DiDRR logo set consisting of the logo of German Federal Foreign Office, ASB, CBM, CDD, IDA, and MI, as well as DiDRRN logo.

Disasters do not affect all people equally. Persons with disabilities and other at-risk groups are often forgotten in disaster preparedness and left behind when disaster strikes. They are too often excluded from preparedness activities, and invisible when it comes to community and risk mapping or evacuation planning. Moreover, once evacuated, persons with disabilities may have a difficult time accessing shelters and safe spaces as a consequence of environmental, institutional and attitudinal barriers they may face. Overall, persons with disabilities are a lot more likely to be exposed to disproportionate risks and to receive insufficient or inappropriate assistance and support in times of crisis.

To foster change and to help improve this situation, several stakeholders have joined forces for the project “Putting Persons with Disabilities at the Centre of Humanitarian Preparedness and Response: building and strengthening capacity in inclusive humanitarian action and inclusive disaster preparedness through the active inclusion of persons with disabilities.”

The project is jointly implemented by Arbeiter-Samariter-Bund (ASB), Malteser International (MI), Christoffel Blindenmission (CBM), and Centre for Disability in Development (CDD) as well as the International Disability Alliance (IDA). The project duration is 32 months (May 2021 until December 2023). The project has a total budget of € 3,174,425.06 and is funded by the German Federal Foreign Office.

The vision of the project is to foster inclusive approaches to disaster risk reduction and humanitarian action. It brings together key actors from the international to the community level to generate and exchange knowledge, develop capacity and explore best practices with regards to the implementation of the Sendai Framework (in particular Priority 4 and the commitment to inclusion) and the implementation of the IASC Guidelines on the Inclusion of Persons with Disabilities in Humanitarian Action.

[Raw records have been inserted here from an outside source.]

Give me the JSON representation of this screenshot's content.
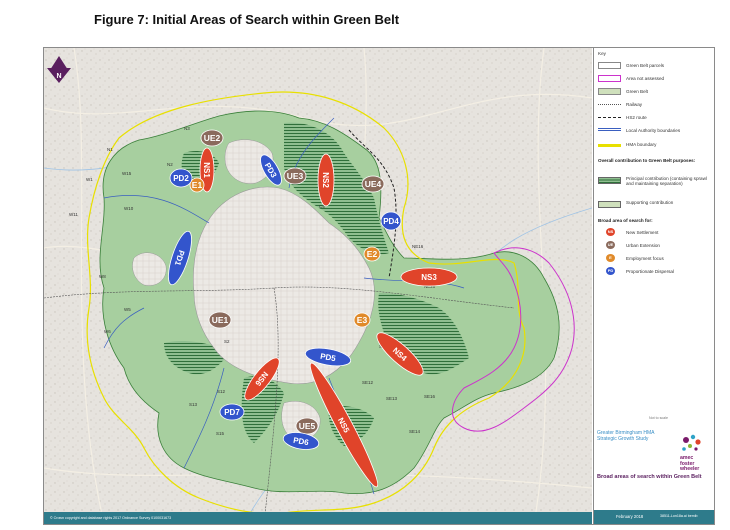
{
  "title": "Figure 7:   Initial Areas of Search within Green Belt",
  "north_label": "N",
  "legend": {
    "header": "Key",
    "items": [
      {
        "label": "Green Belt parcels",
        "fill": "#ffffff",
        "stroke": "#888888"
      },
      {
        "label": "Area not assessed",
        "fill": "#ffffff",
        "stroke": "#cc33cc"
      },
      {
        "label": "Green Belt",
        "fill": "#cfe0bc",
        "stroke": "#888888"
      },
      {
        "label": "Railway",
        "fill": "none",
        "stroke": "#555555"
      },
      {
        "label": "HS2 route",
        "fill": "none",
        "stroke": "#222222"
      },
      {
        "label": "Local Authority boundaries",
        "fill": "none",
        "stroke": "#3a5fc0"
      },
      {
        "label": "HMA boundary",
        "fill": "none",
        "stroke": "#e8e000"
      }
    ],
    "overall_title": "Overall contribution to Green Belt purposes:",
    "overall_items": [
      {
        "label": "Principal contribution (containing sprawl and maintaining separation)"
      },
      {
        "label": "Supporting contribution"
      }
    ],
    "broad_title": "Broad area of search for:",
    "broad_items": [
      {
        "code": "NS",
        "label": "New Settlement",
        "color": "#e0442a"
      },
      {
        "code": "UE",
        "label": "Urban Extension",
        "color": "#8a6a5c"
      },
      {
        "code": "E",
        "label": "Employment focus",
        "color": "#e08a2a"
      },
      {
        "code": "PD",
        "label": "Proportionate Dispersal",
        "color": "#3355cc"
      }
    ],
    "scale_note": "Not to scale",
    "study_name": "Greater Birmingham HMA Strategic Growth Study",
    "logo_text": "amec\nfoster\nwheeler",
    "map_subtitle": "Broad areas of search within Green Belt",
    "date": "February 2018",
    "ref": "38511-Lon18a.ai bemib",
    "copyright": "© Crown copyright and database rights 2017 Ordnance Survey 0100031673"
  },
  "areas": [
    {
      "code": "NS1",
      "type": "NS"
    },
    {
      "code": "NS2",
      "type": "NS"
    },
    {
      "code": "NS3",
      "type": "NS"
    },
    {
      "code": "NS4",
      "type": "NS"
    },
    {
      "code": "NS5",
      "type": "NS"
    },
    {
      "code": "NS6",
      "type": "NS"
    },
    {
      "code": "UE1",
      "type": "UE"
    },
    {
      "code": "UE2",
      "type": "UE"
    },
    {
      "code": "UE3",
      "type": "UE"
    },
    {
      "code": "UE4",
      "type": "UE"
    },
    {
      "code": "UE5",
      "type": "UE"
    },
    {
      "code": "E1",
      "type": "E"
    },
    {
      "code": "E2",
      "type": "E"
    },
    {
      "code": "E3",
      "type": "E"
    },
    {
      "code": "PD1",
      "type": "PD"
    },
    {
      "code": "PD2",
      "type": "PD"
    },
    {
      "code": "PD3",
      "type": "PD"
    },
    {
      "code": "PD4",
      "type": "PD"
    },
    {
      "code": "PD5",
      "type": "PD"
    },
    {
      "code": "PD6",
      "type": "PD"
    },
    {
      "code": "PD7",
      "type": "PD"
    }
  ],
  "parcels": [
    "N1",
    "N2",
    "N3",
    "W1",
    "W10",
    "W11",
    "W15",
    "W5",
    "W6",
    "W8",
    "NE8",
    "NE16",
    "NE20",
    "C4",
    "S2",
    "S12",
    "S13",
    "S15",
    "SE12",
    "SE13",
    "SE14",
    "SE16",
    "SE5",
    "S36"
  ]
}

At the global level, the project will encourage collaboration amongst key actors to promote and advance the inclusive disaster risk reduction agenda and to position it at the centre of international debate. It will produce a research study on the status quo of implementation of Sendai Framework for Disaster Risk Reduction (SFDRR) inclusion commitments and develop a training curriculum to support the inclusive implementation of the Sendai framework at the international and national levels.

A group of people doing a disaster risk mapping in Bangladesh in 2014. Photo by CDD and CBM.
Disaster risk mapping in Bangladesh in 2014. Photo by: CDD and CBM

The national and community-based components of the project will be implemented in particularly disaster-prone countries on the African continent (Niger, Zimbabwe, Uganda), Asia (Bangladesh, Indonesia, Myanmar), and South/Central America (Colombia, Nicaragua). The objective is to foster exchange and to strengthen the capacity of national and local governmental and non-governmental actors to best work towards and engage in inclusive disaster risk reduction measures. Moreover, the project intends to pilot promising and innovative approaches at the community level generating best practices and lessons learned. The country teams work closely with organisations of persons with disabilities (OPDs) – many of which are implementing partners in the project – to ensure relevance as well as quality exchange and programming.

Through this unique type of project, the project partners aim to make an important contribution to reducing the undue risk persons with disabilities face in the event of a disaster by raising awareness, producing knowledge, and building and strengthening the capacity of all relevant actors.